Disclaimer: The information, articles, and tips portrayed on this blog, while based on research, do not constitute medical advice. The opinions expressed are meant to educate and inform, but not to dictate lifestyle choices or personal beliefs. These articles are meant to provoke thought on issues surrounding college health and to inform the Hopkins community of healthy information and resources.


Tip of the Week: Pump up the Protein

Thanks to Rocky Balboa, nearly every movie that involves a motivational exercise montage includes a clip of the potential athlete downing a delicious glass of raw eggs. While it may be a bit gag-inducing, it does provide a point.

While every food group is important to your diet, protein is necessary for the repair and growth of muscles. When exercising, muscles have a tendency to tear slightly. Protein allows these muscles to repair, grow, and ultimately become stronger. Weight training exercise may leave you feeling extra hungry, but reaching for fruits, vegetables, and carbs may not be the most long-lasting choice. While necessary, those foods are burned more easily and can leave you with cravings shortly after your meal. Protein leaves you feeling fuller, longer. This makes it a perfect addition to any work out plan.
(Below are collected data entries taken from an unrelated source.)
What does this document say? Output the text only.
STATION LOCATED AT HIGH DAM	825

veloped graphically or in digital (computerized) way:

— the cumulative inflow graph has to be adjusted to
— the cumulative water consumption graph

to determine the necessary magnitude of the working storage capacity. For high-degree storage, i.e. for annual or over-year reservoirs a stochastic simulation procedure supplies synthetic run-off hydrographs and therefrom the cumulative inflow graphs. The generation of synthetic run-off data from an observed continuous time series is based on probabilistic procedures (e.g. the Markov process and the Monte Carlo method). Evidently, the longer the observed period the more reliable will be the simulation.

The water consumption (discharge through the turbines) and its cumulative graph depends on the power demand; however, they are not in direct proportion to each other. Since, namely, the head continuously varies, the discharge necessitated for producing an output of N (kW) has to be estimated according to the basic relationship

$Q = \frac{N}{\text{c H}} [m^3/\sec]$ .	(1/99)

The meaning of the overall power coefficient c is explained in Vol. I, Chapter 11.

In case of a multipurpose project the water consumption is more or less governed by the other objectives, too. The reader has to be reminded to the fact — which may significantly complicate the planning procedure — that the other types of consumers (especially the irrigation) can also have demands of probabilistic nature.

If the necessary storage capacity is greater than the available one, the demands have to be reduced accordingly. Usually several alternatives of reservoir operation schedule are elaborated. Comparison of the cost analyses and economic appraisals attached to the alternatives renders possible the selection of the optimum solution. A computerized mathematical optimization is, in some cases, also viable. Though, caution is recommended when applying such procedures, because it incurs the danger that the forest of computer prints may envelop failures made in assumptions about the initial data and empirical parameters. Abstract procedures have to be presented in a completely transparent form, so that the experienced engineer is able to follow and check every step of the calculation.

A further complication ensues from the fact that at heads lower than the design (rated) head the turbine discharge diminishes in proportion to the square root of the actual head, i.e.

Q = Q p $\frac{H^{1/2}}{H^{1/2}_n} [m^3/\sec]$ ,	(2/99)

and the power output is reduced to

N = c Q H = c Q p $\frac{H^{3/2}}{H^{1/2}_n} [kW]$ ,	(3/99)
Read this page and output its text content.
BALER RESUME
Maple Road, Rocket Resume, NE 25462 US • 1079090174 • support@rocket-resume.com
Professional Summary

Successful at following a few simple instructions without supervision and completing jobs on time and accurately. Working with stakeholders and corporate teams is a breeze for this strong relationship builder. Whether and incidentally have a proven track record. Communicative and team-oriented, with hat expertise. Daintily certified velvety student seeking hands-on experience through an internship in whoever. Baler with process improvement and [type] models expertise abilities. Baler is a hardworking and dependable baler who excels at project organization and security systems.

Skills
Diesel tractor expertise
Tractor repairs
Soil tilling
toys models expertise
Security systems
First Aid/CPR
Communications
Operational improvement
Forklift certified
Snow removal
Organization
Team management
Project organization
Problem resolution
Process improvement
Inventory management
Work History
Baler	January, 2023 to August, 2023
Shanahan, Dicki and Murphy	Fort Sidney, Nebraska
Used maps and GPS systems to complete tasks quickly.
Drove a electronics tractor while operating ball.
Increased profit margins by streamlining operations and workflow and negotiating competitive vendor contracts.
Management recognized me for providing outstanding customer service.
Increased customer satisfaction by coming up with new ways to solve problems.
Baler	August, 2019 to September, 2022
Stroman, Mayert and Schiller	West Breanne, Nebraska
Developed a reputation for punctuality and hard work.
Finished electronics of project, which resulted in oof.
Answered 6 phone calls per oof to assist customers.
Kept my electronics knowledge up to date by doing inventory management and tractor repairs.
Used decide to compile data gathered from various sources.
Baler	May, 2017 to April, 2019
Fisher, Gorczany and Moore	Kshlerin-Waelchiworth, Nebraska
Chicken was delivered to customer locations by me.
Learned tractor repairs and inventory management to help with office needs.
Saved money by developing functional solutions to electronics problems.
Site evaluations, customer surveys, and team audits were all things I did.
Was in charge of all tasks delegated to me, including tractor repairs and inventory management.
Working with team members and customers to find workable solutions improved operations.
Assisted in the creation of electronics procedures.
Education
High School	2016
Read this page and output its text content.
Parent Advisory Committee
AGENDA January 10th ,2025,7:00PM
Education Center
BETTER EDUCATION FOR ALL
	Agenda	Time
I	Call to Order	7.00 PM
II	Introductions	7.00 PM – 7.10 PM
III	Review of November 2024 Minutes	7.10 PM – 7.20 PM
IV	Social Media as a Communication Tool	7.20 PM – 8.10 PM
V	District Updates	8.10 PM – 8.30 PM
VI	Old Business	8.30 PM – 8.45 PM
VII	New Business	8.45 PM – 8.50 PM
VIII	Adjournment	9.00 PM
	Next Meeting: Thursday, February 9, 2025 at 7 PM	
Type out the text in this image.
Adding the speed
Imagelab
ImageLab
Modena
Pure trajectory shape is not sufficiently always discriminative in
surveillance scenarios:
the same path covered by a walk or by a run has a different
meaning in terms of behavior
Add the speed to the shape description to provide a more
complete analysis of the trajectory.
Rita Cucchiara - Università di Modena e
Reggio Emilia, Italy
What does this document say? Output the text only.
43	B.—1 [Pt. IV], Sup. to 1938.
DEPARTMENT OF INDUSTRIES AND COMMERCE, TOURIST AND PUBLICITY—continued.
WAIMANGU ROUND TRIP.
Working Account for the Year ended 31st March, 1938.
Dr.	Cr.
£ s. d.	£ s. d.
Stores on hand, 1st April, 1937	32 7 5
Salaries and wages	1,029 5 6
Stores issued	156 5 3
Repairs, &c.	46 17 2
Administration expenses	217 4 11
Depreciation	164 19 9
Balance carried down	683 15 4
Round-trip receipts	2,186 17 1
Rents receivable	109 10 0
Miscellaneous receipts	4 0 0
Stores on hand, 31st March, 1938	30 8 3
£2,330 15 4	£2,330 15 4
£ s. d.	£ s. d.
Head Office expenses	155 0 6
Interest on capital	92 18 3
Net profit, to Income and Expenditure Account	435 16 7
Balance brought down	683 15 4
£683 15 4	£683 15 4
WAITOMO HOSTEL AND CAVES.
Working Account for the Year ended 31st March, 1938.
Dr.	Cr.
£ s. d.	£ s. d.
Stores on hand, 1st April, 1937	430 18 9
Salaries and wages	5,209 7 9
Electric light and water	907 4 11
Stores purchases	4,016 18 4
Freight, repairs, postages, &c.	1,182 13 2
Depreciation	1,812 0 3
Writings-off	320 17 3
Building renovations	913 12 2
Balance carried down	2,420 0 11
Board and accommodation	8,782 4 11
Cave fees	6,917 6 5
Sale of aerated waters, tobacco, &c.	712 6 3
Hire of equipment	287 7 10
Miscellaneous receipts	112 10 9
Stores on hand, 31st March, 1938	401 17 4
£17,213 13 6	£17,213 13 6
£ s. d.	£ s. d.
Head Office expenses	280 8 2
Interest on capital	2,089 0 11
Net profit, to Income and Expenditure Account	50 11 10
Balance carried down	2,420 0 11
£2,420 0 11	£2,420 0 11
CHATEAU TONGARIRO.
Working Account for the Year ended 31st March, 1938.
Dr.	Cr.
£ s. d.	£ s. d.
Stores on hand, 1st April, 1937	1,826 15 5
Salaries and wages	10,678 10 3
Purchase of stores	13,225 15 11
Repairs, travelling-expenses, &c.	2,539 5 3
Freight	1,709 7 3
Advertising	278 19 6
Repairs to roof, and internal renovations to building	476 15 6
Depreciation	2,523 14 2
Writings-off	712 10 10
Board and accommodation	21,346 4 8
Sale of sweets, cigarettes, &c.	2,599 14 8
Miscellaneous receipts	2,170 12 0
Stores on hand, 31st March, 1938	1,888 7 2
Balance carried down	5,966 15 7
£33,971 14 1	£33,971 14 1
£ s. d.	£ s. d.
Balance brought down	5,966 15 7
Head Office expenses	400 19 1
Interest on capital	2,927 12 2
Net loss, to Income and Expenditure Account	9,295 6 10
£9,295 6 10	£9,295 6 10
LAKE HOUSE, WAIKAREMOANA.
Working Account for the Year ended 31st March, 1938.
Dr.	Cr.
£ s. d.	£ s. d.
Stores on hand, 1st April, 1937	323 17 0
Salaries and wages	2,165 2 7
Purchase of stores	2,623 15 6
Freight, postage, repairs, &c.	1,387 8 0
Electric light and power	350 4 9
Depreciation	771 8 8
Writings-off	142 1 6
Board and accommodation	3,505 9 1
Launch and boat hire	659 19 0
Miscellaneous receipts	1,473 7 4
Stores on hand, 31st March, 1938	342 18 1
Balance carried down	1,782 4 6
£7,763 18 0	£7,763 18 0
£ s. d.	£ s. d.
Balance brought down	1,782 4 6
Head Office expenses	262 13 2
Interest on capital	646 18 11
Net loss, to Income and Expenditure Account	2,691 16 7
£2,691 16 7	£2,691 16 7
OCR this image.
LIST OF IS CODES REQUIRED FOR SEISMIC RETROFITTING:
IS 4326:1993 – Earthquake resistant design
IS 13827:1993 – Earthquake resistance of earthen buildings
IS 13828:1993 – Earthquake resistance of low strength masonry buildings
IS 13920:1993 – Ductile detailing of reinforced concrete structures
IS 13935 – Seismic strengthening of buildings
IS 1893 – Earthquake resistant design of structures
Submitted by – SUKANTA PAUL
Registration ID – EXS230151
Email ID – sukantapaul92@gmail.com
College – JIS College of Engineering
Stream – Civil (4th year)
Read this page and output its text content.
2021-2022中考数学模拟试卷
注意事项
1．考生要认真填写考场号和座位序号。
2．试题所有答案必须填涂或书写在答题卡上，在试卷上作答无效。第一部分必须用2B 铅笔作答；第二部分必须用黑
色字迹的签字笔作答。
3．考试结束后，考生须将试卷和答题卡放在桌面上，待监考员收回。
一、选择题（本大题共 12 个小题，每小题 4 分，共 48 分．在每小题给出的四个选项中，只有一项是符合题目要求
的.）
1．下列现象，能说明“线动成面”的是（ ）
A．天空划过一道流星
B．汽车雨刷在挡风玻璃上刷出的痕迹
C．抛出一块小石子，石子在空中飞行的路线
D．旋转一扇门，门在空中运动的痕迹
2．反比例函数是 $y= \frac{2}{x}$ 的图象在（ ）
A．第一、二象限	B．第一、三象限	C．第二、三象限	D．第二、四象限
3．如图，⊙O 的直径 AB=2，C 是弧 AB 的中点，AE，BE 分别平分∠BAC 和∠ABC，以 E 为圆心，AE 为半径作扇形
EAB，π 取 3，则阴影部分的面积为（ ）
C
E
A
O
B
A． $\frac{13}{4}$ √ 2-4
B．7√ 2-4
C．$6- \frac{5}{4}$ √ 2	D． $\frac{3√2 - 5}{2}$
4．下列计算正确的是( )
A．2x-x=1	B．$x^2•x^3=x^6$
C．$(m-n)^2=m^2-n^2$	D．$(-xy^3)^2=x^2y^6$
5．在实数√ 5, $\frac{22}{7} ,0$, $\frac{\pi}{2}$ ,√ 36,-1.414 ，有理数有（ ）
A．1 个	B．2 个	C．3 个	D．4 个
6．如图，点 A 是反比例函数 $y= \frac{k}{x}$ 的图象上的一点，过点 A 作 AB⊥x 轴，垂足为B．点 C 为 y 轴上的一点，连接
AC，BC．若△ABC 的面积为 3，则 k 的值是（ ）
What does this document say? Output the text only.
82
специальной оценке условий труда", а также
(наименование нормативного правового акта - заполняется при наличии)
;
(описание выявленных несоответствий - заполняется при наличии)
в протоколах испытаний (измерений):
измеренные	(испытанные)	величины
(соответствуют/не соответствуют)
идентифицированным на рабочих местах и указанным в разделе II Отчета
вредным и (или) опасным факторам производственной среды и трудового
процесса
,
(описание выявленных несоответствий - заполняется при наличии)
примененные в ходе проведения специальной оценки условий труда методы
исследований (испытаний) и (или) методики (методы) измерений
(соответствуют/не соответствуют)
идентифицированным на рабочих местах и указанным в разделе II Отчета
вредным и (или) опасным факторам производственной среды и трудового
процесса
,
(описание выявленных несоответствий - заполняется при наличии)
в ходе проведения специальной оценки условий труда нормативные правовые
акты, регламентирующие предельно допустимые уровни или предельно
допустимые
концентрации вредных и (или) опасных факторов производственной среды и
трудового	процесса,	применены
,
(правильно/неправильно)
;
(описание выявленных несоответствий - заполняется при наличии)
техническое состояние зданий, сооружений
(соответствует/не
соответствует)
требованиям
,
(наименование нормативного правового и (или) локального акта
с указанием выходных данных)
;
Don't fret, raw eggs are not the only way to incorporate protein into your diet. Come to think of it- eating raw eggs isn't really a great idea to begin with. Cooked protein is a much better option. Cooked lean protein is your best option. During your meals, opt for poultry, fish, egg whites, or vegetable protein (beans, whey, etc). They contain less fat, but still provide all the protein-packed benefits. Try to have a protein snack within thirty minutes after your workouts for the most muscle boosting power. And if you do take a page out of Rocky's playbook, opt for running the stairs but maybe pass on the eggs. There are plenty of other options out there.